Prior the surgery a doctor needs to be sure that there are no deposits of cancer cells in other parts of the body so the patient will have to undergo certain examinations such as ultrasonography, CT scan and MRI of certain body areas. In case of colorectal cancer even testing for tumor markers can be of additional help. Surgery for Secondary Liver Cancer
In case of secondary liver cancer, a surgeon performs resection of the metastases. This operation lasts approximately between 3 and 7 hours and is performed under general anesthesia. A patient should not worry about the loss of liver function since this organ can perfectly regenerate and the resected part will grow back within several months. The resected liver will continue with its function properly. Prior the very surgery a patient may be administered chemotherapeutics which will assist in reduction of the tumor and make the operation less extensive. Chemotherapeutics may be also administered after the surgery.

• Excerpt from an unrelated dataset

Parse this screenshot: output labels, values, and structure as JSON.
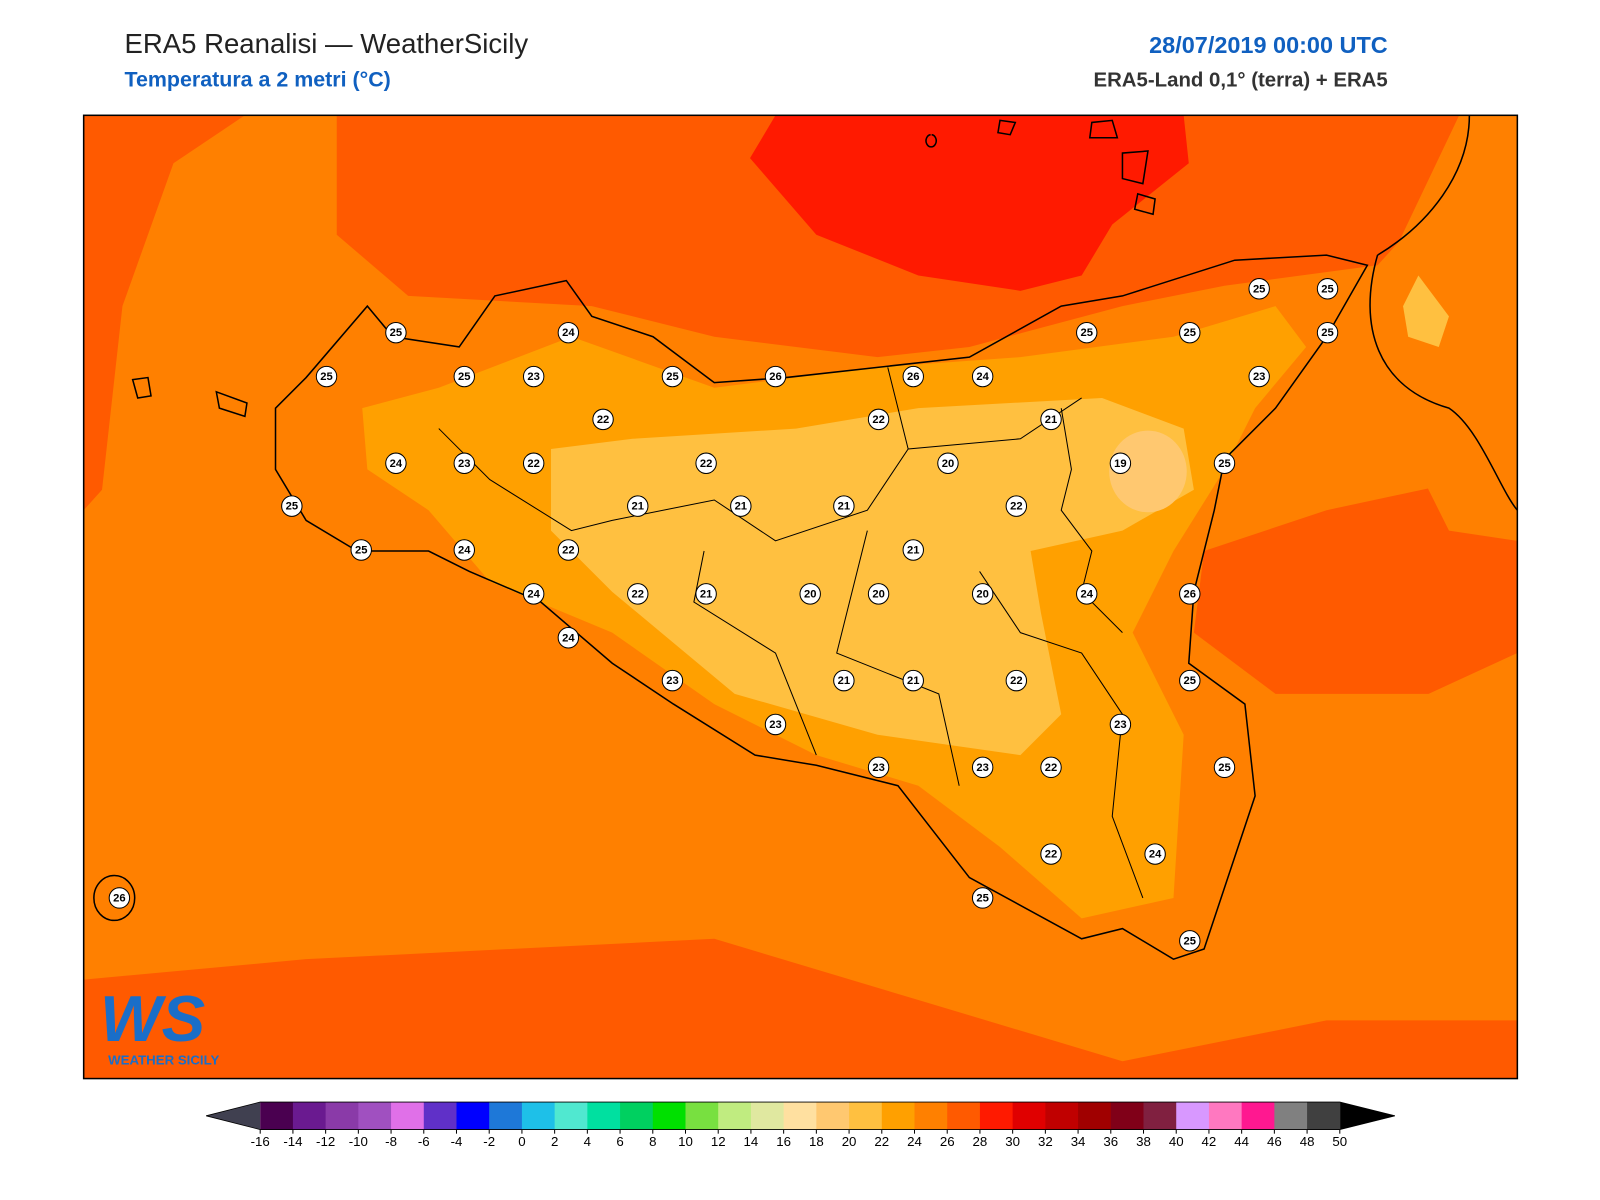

Unfortunately, liver transplantation is not a surgical option for people suffering from secondary liver cancer. They are not suitable candidates because the tumor can reoccur within certain period of time.
Portal vein embolisation includes insertion of the tube into a vein of the liver part that is going to be resected. This can in some cases enhance the enlargement of the healthy part of the liver.
After the Surgery
Because of the potential risk of postoperative bleeding a patient is monitored for 24 hours in intensive unit care after the surgery. After that he/ she is kept in hospital for a couple of weeks and then discharged. In the beginning the patient will be administered intravenous fluids, but only for a few days. Restricted diet is advised in the beginning but once the patient has recovered he/ she may continue with every day diet. The pain after liver surgery is brought under control by certain painkillers.